Lutfi's family members spent hours calling hospitals, trying to figure out where she was. Lutfi was taken to the University of Louisville Hospital where she later died from blunt force trauma, according to the Jefferson County Coroner.

Family members said an autopsy was performed last weekend, which goes against their religious beliefs. LMPD told WHAS11 they did not request the procedure.
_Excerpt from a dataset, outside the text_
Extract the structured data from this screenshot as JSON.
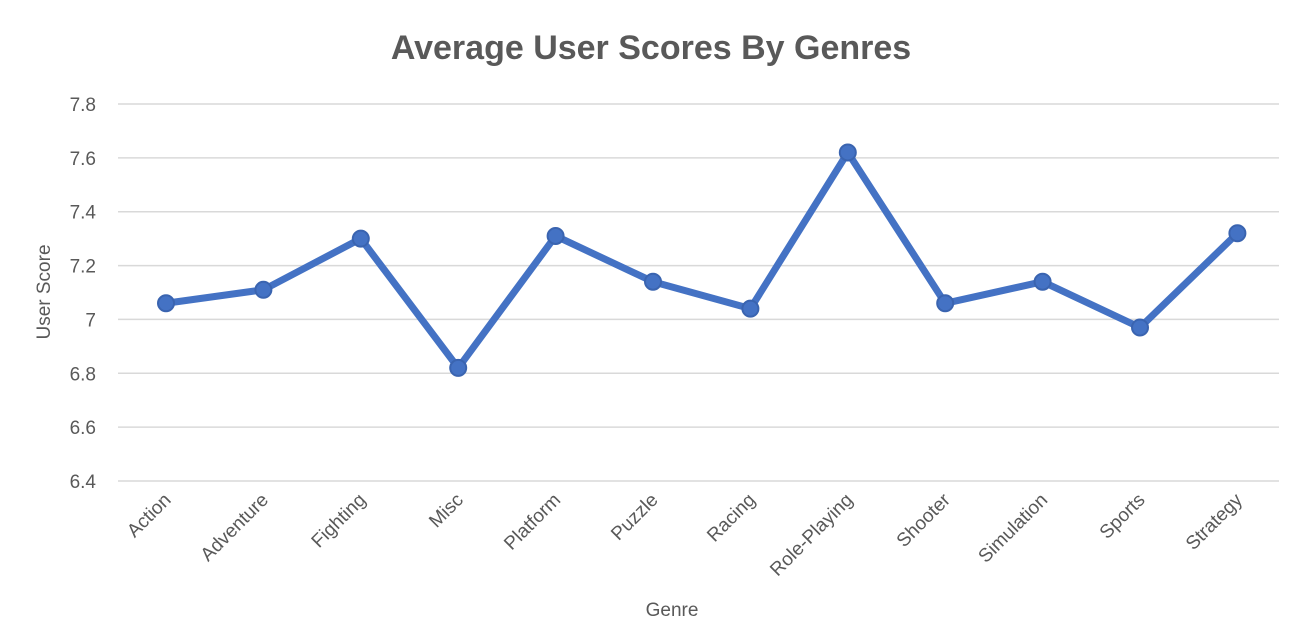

Tuesday, the Jefferson County Coroner sent WHAS11 this statement about the autopsy:

"The Jefferson County Coroner's Office realizes that this is a very personal and sensitive matter and some families may object to an autopsy.  Autopsies are necessary for us to perform a competent investigation and Kentucky law recognizes that the Coroner must have the authority to order an autopsy despite family objections.  If families object to an autopsy for personal or religious reasons, we will discuss the issue and attempt to resolve the matter in a way that will provide families with peace of mind but still allow a thorough inquiry.  Regrettably, though, there are cases that we feel mandate an autopsy. 

Our office takes religious considerations very seriously and many times a year we are able to meet the request of families and not conduct an autopsy due to religious considerations.  In this case, with pending criminal charges and mostly likely a civil complaint as well, the decision was made to conduct an autopsy in this case.  Each and every case has different sets of facts and circumstances." 

Jimmy Pollard with the Kentucky Coroner's Association says the investigation would likely have triggered the coroner to request an autopsy from the medical examiner, under KRS 72

"To do this job and do it properly it takes an autopsy to get to the bigger thing," he said.

KRS 72 includes a list of circumstances that require an autopsy under Kentucky law. It does not recognize a family's right to refuse an autopsy requested by a coroner.

"When a coroner requests an autopsy, the family cannot stop it, the coroner is the only person who can stop it," Pollard said. 

When deaths may involve a court case down the road, Pollard tries to explain to hesitant families why the autopsy is important to the investigation. He said it's the only way to rule out natural causes of death.

"Do you want this person to pay for what they've done and be responsible for it? Then this is what we need to do to complete this case," he said. "You have to explain to them, do you want this done correctly? Do you want this done right?" 

Lutfi had two passengers in the car when she was struck, one identified by family members as Hailey Snyder who was listed in critical condition. They said Snyder suffered lacerations on her spleen, broken ribs, a spinal fracture, and a broken foot but is expected to make a full recovery.  

WHAS11 reached out to LMPD for an update on the case, and the condition of the 17-year old driver, and they did not have any new information to share.